Sunday, March 11, 2007

All Together Now....

Will Price (who is fast becoming one of my favorite bloggers) has another great post on the virtues of alignment. The key point he makes is that entrepreneurs can context-switch effortlessly, but that same capability cannot (and should not) be expected of the organization as a whole. In fact, this is the key test of the maturity of an early-stage company founder.

When your company starts out, you are hunting for validation, for a niche. You conduct small-scale experiments, involving marketing campaigns and product prototypes/demos. You then gather feedback and hopefully find a segment or two where the value proposition is easy to demonstrate, the need is urgent, and there is money available to solve the problem. You then double down on those segments. First, work your tail off to get anchor, referenceable customers, and then use those to streamline and accelerate the sales process. All the while, the product team is conducting small-scale experiments to identify the next couple of segments to target.

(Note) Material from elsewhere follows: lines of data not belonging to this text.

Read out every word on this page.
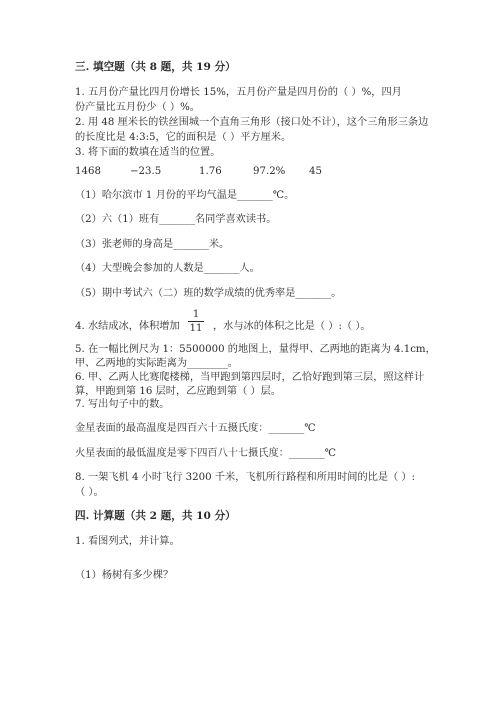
三. 填空题（共 8 题，共 19 分）
1. 五月份产量比四月份增长 15%，五月份产量是四月份的（ ）%，四月
份产量比五月份少（ ）%。
2. 用 48 厘米长的铁丝围城一个直角三角形（接口处不计），这个三角形三条边
的长度比是 4:3:5，它的面积是（ ）平方厘米。
3. 将下面的数填在适当的位置。
1468	−23.5	1.76	97.2% 45
（1）哈尔滨市 1 月份的平均气温是_______℃。
（2）六（1）班有_______名同学喜欢读书。
（3）张老师的身高是_______米。
（4）大型晚会参加的人数是_______人。
（5）期中考试六（二）班的数学成绩的优秀率是_______。
4. 水结成冰，体积增加
1
11 ，水与冰的体积之比是（ ）:（ ）。
5. 在一幅比例尺为 1：5500000 的地图上，量得甲、乙两地的距离为 4.1cm，
甲、乙两地的实际距离为________。
6. 甲、乙两人比赛爬楼梯，当甲跑到第四层时，乙恰好跑到第三层，照这样计
算，甲跑到第 16 层时，乙应跑到第（ ）层。
7. 写出句子中的数。
金星表面的最高温度是四百六十五摄氏度：_______℃
火星表面的最低温度是零下四百八十七摄氏度：_______℃
8. 一架飞机 4 小时飞行 3200 千米，飞机所行路程和所用时间的比是（ ）:
（ ）。
四. 计算题（共 2 题，共 10 分）
1. 看图列式，并计算。
（1）杨树有多少棵？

At least, that's how things should go. In practice, this discipline is very hard to achieve, and organizational alignment falls directly as a consequence of not following this disciplined approach. I've seen a couple of key areas that lead to a lack of alignment in the organization:
  • Failure to set up clear, time-bound success (and failure) criteria. Early-stage companies do need to experiment; its unclear up front in most cases where you should be selling your product, who the ideal customer is etc. However, too often these experiments are not controlled. Without an up-front definition of when to consider the experiment a success, and when to walk away, its too easy to be led into one rat-hole after another, where success is just over the horizon, just one demo away. A common case is when you're able to get a toe-hold into a large enterprise and keep trying to accommodate their every request for information, for endless meetings, for product enhancements etc, without a clear idea of the end game. While the sale may eventually happen, the opportunity cost for the organization is immense.
  • Trying to do too much. You've conducted a couple of experiments, and found a couple of areas in which your product might add value. However, these areas don't have a lot to do with each other. You might rationalize this away and find connections where none really exist, but really you know that you've come to a key decision-point. Do I invest in solving problem X or problem Y? The thing is: you have to pick and quickly align the organization behind your choice. If you don't, the default trajectory is that there will be people in the organization who try to solve each problem, and the organization eventually splinters.
Alignment is relatively easy to test for: ask your marketing and sales people what they think the company does. Then ask your engineers. Ask the back office folks: finance, adminsitration, HR. Ask your customers. Ask analysts and the press. Ask them once every quarter. If the responses are roughly the same, then congratulations! You've kept the organization aligned. If not, don't fool yourself - you've got a serious problem and you need to address it as quickly as possible. Alignment is relatively easy to test for, but I don't see it happening too often. Could it be because we don't particularly want to know the answer?